This film depicts Zombietown as grungy and poor, with few legitimate businesses, which is one of the many ways the movie is trying to show us, the viewers, that they are using zombies as a stand-in for segregated communities of color. "Structural Racism is a system in which public policies, institutional practices, cultural representations, and other norms work in various, often reinforcing ways to perpetuate racial group inequity. It identifies dimensions of our history and culture that have allowed privileges associated with 'whiteness' and disadvantages associated with 'color' to endure and adapt over time." (Glossary for Understanding the Dismantling Structural Racism/Promoting Racial Equity Analysis, The Aspen Institute). This definition is word for word what the zombies are experiencing because of the systems set in place by Seabrook. Z-O-M-B-I-E-S is based in two places; the "perfect" town of Seabrook and a territory called Zombietown. There was an explosion at a power plant in Seabrook that caused some people to get a "zombie virus". People that were infected have been forced to live in Zombietown for 50 years, even though now they have been able to control the part of the virus that makes them aggressive and brain-eating. But now for the first time some teens from Zombietown will be able to attend Seabrook High. In depicting the housing in Zombietown as reminiscent of very low-income communities in segregated parts of America but to not mention actual segregation, is one of the many mistakes that came from using a disease outbreak as a white-washed metaphor for racism. Residential segregation of minority groups is still a major source of racial inequality in America to this day, which means it is much too important and real to act like it doesn't exist.

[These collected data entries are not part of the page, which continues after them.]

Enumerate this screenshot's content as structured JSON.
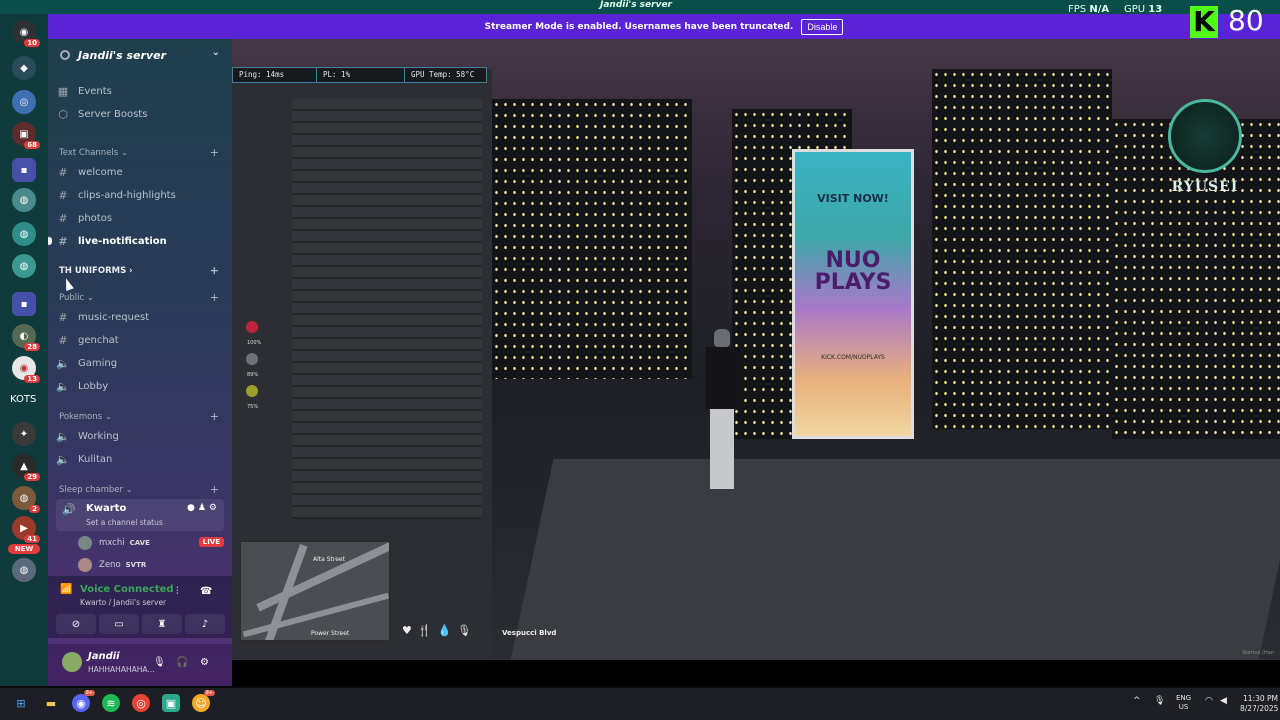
{
  "window": {
    "server_title": "Jandii's server",
    "fps_label": "FPS",
    "fps_value": "N/A",
    "gpu_label": "GPU",
    "gpu_value": "13"
  },
  "streamer_banner": {
    "message": "Streamer Mode is enabled. Usernames have been truncated.",
    "disable_label": "Disable"
  },
  "kick_overlay": {
    "logo_letter": "K",
    "value": "80"
  },
  "rail": {
    "badges": [
      "10",
      "68",
      "28",
      "13",
      "29",
      "2",
      "41"
    ],
    "kots_label": "KOTS",
    "new_label": "NEW"
  },
  "sidebar": {
    "server_name": "Jandii's server",
    "top_items": [
      {
        "label": "Events",
        "icon": "calendar-icon"
      },
      {
        "label": "Server Boosts",
        "icon": "boost-icon"
      }
    ],
    "categories": {
      "text": "Text Channels",
      "th": "TH UNIFORMS",
      "public": "Public",
      "pokemons": "Pokemons",
      "sleep": "Sleep chamber"
    },
    "text_channels": [
      "welcome",
      "clips-and-highlights",
      "photos",
      "live-notification"
    ],
    "public_channels": [
      "music-request",
      "genchat",
      "Gaming",
      "Lobby"
    ],
    "pokemon_channels": [
      "Working",
      "Kulitan"
    ],
    "voice_channel": {
      "name": "Kwarto",
      "status": "Set a channel status",
      "users": [
        {
          "name": "mxchi",
          "tag": "CAVE",
          "live": "LIVE"
        },
        {
          "name": "Zeno",
          "tag": "SVTR"
        }
      ]
    }
  },
  "voice_panel": {
    "title": "Voice Connected",
    "subtitle": "Kwarto / Jandii's server"
  },
  "user_panel": {
    "name": "Jandii",
    "status": "HAHHAHAHAHA..."
  },
  "game": {
    "stats": {
      "ping": "Ping: 14ms",
      "pl": "PL: 1%",
      "gpu_temp": "GPU Temp: 58°C"
    },
    "billboard": {
      "visit": "VISIT NOW!",
      "brand": "NUO PLAYS",
      "url": "KICK.COM/NUOPLAYS"
    },
    "hud_levels": [
      "100%",
      "89%",
      "75%"
    ],
    "street": "Vespucci Blvd",
    "minimap_labels": [
      "Alta Street",
      "Power Street"
    ],
    "crest_name": "RYUSEI",
    "graphics_label": "Normal (Han"
  },
  "taskbar": {
    "lang_top": "ENG",
    "lang_bottom": "US",
    "time": "11:30 PM",
    "date": "8/27/2025",
    "badges": [
      "9+",
      "9+"
    ]
  },
  "colors": {
    "rail_bg": "#0f3b3d",
    "banner_bg": "#5b23d6",
    "voice_green": "#3ba55c",
    "live_red": "#e23b3b",
    "kick_green": "#53fc18"
  }
}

The main protagonists Addison and Zed are both "different", but I actually think this proves my point about how this movie creates problems for itself regarding race. Addison, who is trying out for the cheer team at Seabrook High has a secret: she has hair as white as snow so she wears a wig every day. Being popular and a cheerleader is all she has ever wanted, and has been able to uphold her own social status for her whole life behind her wig. Zed, who lives in Zombietown, will be in the first group of students from there ever to be integrated into Seabrook High. Zed just wants to join the football team and make friends, but things do not go as expected for Zed and the other students from Zombietown when they start at Seabrook. This is because at school they are still segregated and forced to learn in the bassment. Both of them are great performers, but the issue that I have is with the casting of the two main characters. Zed is played by Milo Manheim and Addison by Meg Donnelly. My problem isn't with them, but it is the whole "white savior complex" trope we see in so many stories (i.e. Harry Potter, Percy Jackson, Hunger Games, etc.). Addison and Zed are played by white actors, like in most Disney narratives. It means that this is just another movie where the main sympathetic "different" characters trying to create change are white people. To add to this, I found it notable that the way Addison is "different" is by having pure white hair. Even the fact of her difference still is about her just being very white. There is a lot of diversity in the film in relation to the casting, so in a film so central about prejudices, it seemed redundant to have the two main stars be played by the exact same types of characters that we are so used to seeing in these types of stories. Trying to use white people as a stand-in for metaphors about race is problematic and insensitive.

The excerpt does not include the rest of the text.